LA FRUTTA MARTORANA     

       Il marzapane è un ingrediente di pasticceria di tradizione araba importato in Sicilia nel Duecento.

       Si prepara pestando le mandorle insieme allo zucchero (ed eventualmente miele), legandole con albumi e aromatizzandole con acqua di fior d'arancio e vaniglia. Se la fusione di mandorle e zucchero è fata a freddo prende il nome di Pasta Reale o Pasta di mandorle.

       Se invece avviene sul fuoco, a fiamma moderata finché lo zucchero si scioglie completamente, allora l'impasto prende il nome di Marzapane. La preparazione a base di marzapane più tipica dell'isola è la Frutta di Martorana. Il nome deriva da un convento vicino a Palermo le cui suore furono le prime , in occasione delle commemorazioni novembrine dei santi e dei defunti, a preparare dolcetti di marzapane che imitano perfettamente vari tipi di frutta e verdura. 

       Successivamente è diventato tradizione delle famiglie palermitane recarsi al Convento ad acquistare i dolcetti, finche l'idea si è diffusa in tutta l'isola e i vari pasticceri si sono sbizzarriti con i soggetti più fantasiosi, dal pane e salame alla coscia di pollo arrosto, alla pasta al sugo e così via.

       L'artigiano che lavora la Frutta Martorana deve essere dotato di grande creatività e abilità tecnica, ma deve anche saper lavorare con grande rapidità per evitare che una prolungata manipolazione faccia affiorare l'olio di mandorla di cui è intrisa la pasta, rovinando l'aspetto e il gusto del prodotto.

       Il tocco finale è affidato all'uso dei colori, rigorosamente naturali, e alla lucidatura che, secondo tradizione, è ottenuta con un sottile strato di gomma arabica. 

APPUNTAMENTI DA NON PERDERE

       Rispetto alle altre regioni meridionali, in Sicilia, il panorama delle manifestazioni cambia registro e, per qualche verso, si riallinea a quelle centro-settentrionali, con un arricchimento deciso in eventi dedicati all'antiquariato e al collezionismo.
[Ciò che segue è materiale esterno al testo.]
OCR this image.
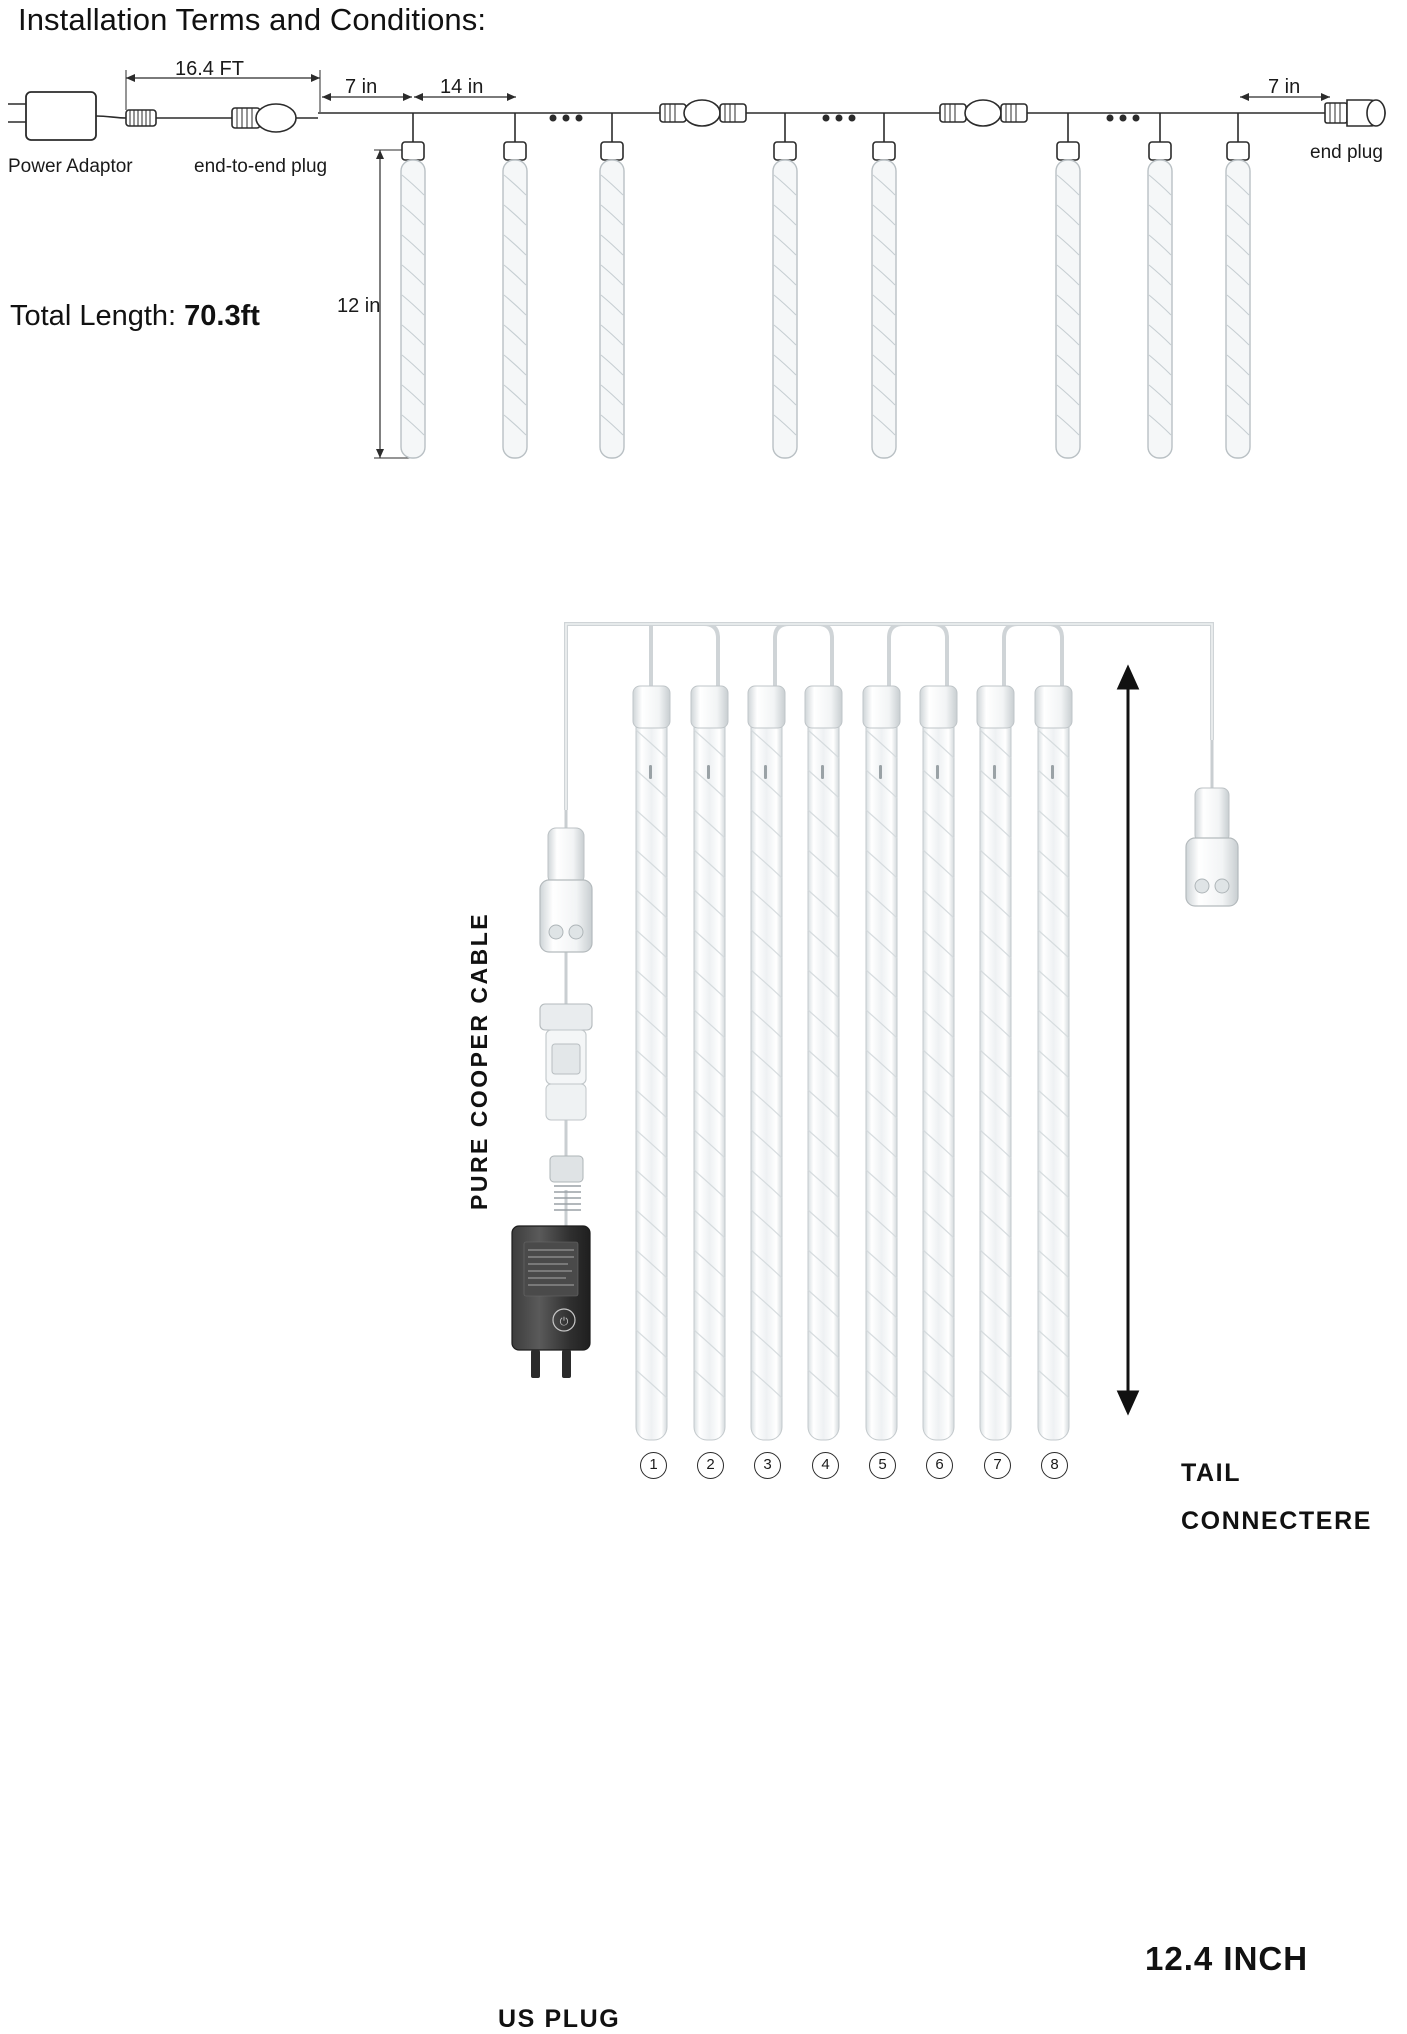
Installation Terms and Conditions:
Total Length: 70.3ft
16.4 FT
7 in	14 in	7 in
12 in
Power Adaptor	end-to-end plug
end plug
⏻
PURE COOPER CABLE
TAIL
CONNECTERE
US PLUG
12.4 INCH
1	2	3	4	5	6	7	8
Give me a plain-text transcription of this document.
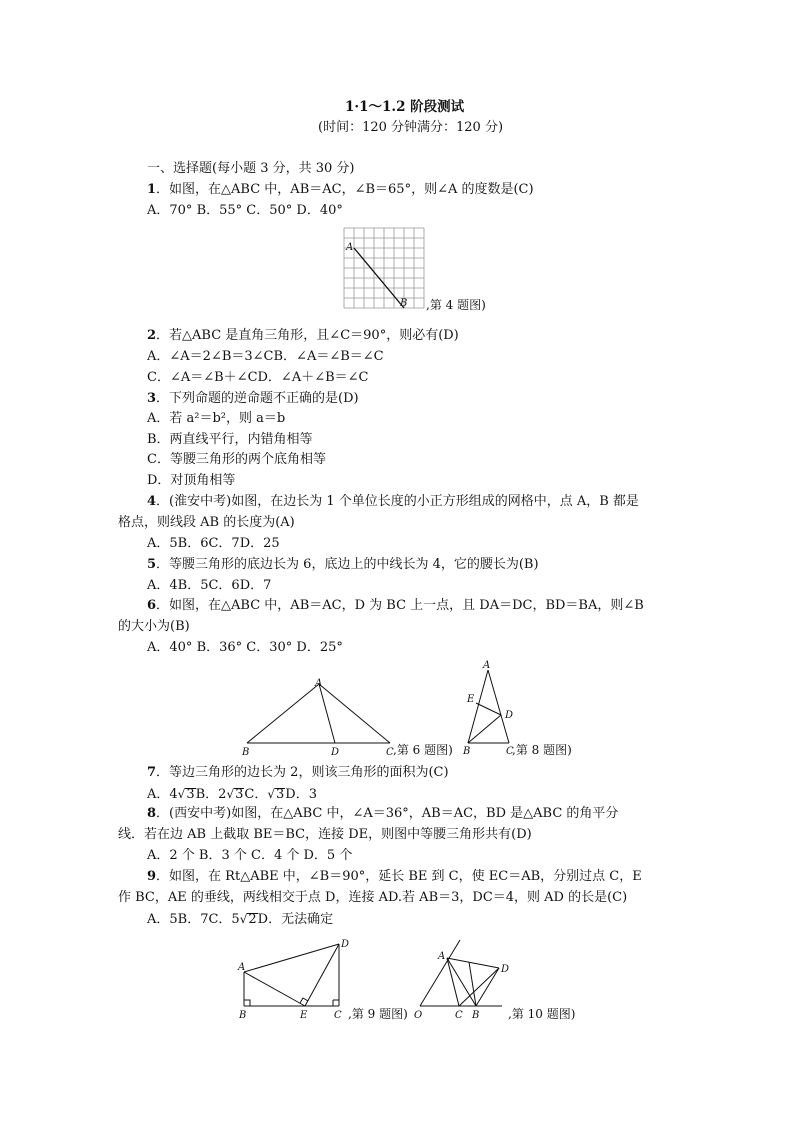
1·1～1.2 阶段测试
(时间：120 分钟满分：120 分)
一、选择题(每小题 3 分，共 30 分)
1．如图，在△ABC 中，AB＝AC，∠B＝65°，则∠A 的度数是(C)
A．70° B．55° C．50° D．40°
A
B ,第 4 题图)
2．若△ABC 是直角三角形，且∠C＝90°，则必有(D)
A．∠A＝2∠B＝3∠CB．∠A＝∠B＝∠C
C．∠A＝∠B＋∠CD．∠A＋∠B＝∠C
3．下列命题的逆命题不正确的是(D)
A．若 a²＝b²，则 a＝b
B．两直线平行，内错角相等
C．等腰三角形的两个底角相等
D．对顶角相等
4．(淮安中考)如图，在边长为 1 个单位长度的小正方形组成的网格中，点 A，B 都是
格点，则线段 AB 的长度为(A)
A．5B．6C．7D．25
5．等腰三角形的底边长为 6，底边上的中线长为 4，它的腰长为(B)
A．4B．5C．6D．7
6．如图，在△ABC 中，AB＝AC，D 为 BC 上一点，且 DA＝DC，BD＝BA，则∠B
的大小为(B)
A．40° B．36° C．30° D．25°
A
B	D	C ,第 6 题图)
A
E
D
B	C
,第 8 题图)
7．等边三角形的边长为 2，则该三角形的面积为(C)
A．4√3B．2√3C．√3D．3
8．(西安中考)如图，在△ABC 中，∠A＝36°，AB＝AC，BD 是△ABC 的角平分
线．若在边 AB 上截取 BE＝BC，连接 DE，则图中等腰三角形共有(D)
A．2 个 B．3 个 C．4 个 D．5 个
9．如图，在 Rt△ABE 中，∠B＝90°，延长 BE 到 C，使 EC＝AB，分别过点 C，E
作 BC，AE 的垂线，两线相交于点 D，连接 AD.若 AB＝3，DC＝4，则 AD 的长是(C)
A．5B．7C．5√2D．无法确定
A
D
B	E	C ,第 9 题图)
A
D
O	C B ,第 10 题图)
       È un chiaro segno di una diversa sensibilità del mercato, capace di apprezzare una qualità che non sia solo di facciata. Attraverso gli stessi canali, quindi, vengono regolarmente veicolati i migliori prodotti dell'artigianato locale, quelli che poco hanno da temere nel confronto con i manufatti antichi, e poco da spartire con la paccottiglia che deborda nelle bottegucce delle località turistiche.